The potential commercial applications as described by the awardee: The implementation of closed loop control can provide parameter specification improvements of factors of 2 to 10 without requiring any improvement in the fabrication tool. This improvement in product quality can be achieved with increased tool availability, reduced scrap, and lower personnel costs. The proposed technology will be applicable to fabrication tools with a total value of $9.6 billion/yr. in the year 2000. The cost for metrology is predicted to be 10 percent of the fabrication tool cost, or $960 million/yr. A market of similar size is expected for the cell controllers that will compliment and add significantly to the value of the metrology tools.

252. Process-Control Instrument for Multi-Chamber Platforms
Active Impulse Systems, Inc.
49 Orchard Street
Cambridge, MA 02140
tel: 617-928-9518; fax: 617-969-9679
e-mail: mbanet9737@aol.com
Principal Investigator: Matthew John Banet, Ph.D.
President: John Hanselman
NSF Grant No. 9661652; Amount: $74,884

This Small Business Phase I project will provide an improved process-control instrument for increasing yields and identifying defective product in microelectronic device fabrication. The proposed instrument will monitor fabrication processes performed in multi-chamber environments that are rapidly becoming the standard in microelectronics fabrication.

Multi-chamber platforms include a central wafer-handling housing connected at it facets to different fabrication tools (e.g., DVD and etching chambers); the housing and the connected tools are kept under vacuum. A single platform performs multiple process steps. Unfortunately, the same features that make the platforms advantageous also make it difficult to perform process control. For example, most conventional metrology tools cannot measure wafers within the platform.

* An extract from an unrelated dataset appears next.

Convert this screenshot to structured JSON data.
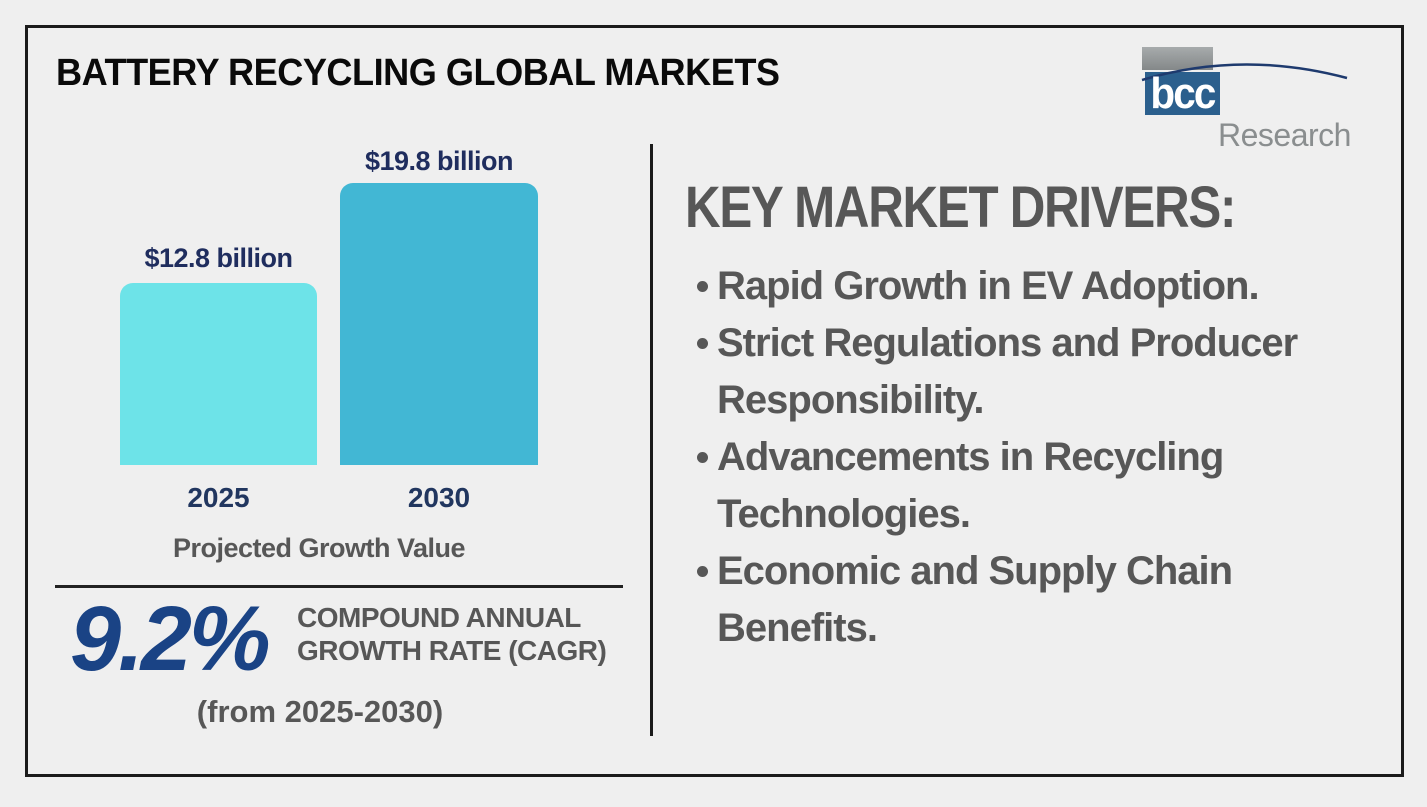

To meet the fabrication industryís demand for real-time process control instruments, Active Impulse Systems, Inc. proposes to develop and test and all-optical, small-scale process-control instrument. This instrument will remotely determine; (1) the thickness of opaque (e.g., metal) and transparent (e.g., oxide) films; (2) adhesion vs. delamination of opaque and transparent films; (3) viscoelastic properties of films and substrates; (4) thermal diffusivity of films and substrates; and (5) ion implant levels of silicon wafers and epitaxially grown films.

The potential commercial applications as described by the awardee: The proposed instrument has applications in the microelectronics industry, particularly in the area of metrology and process control.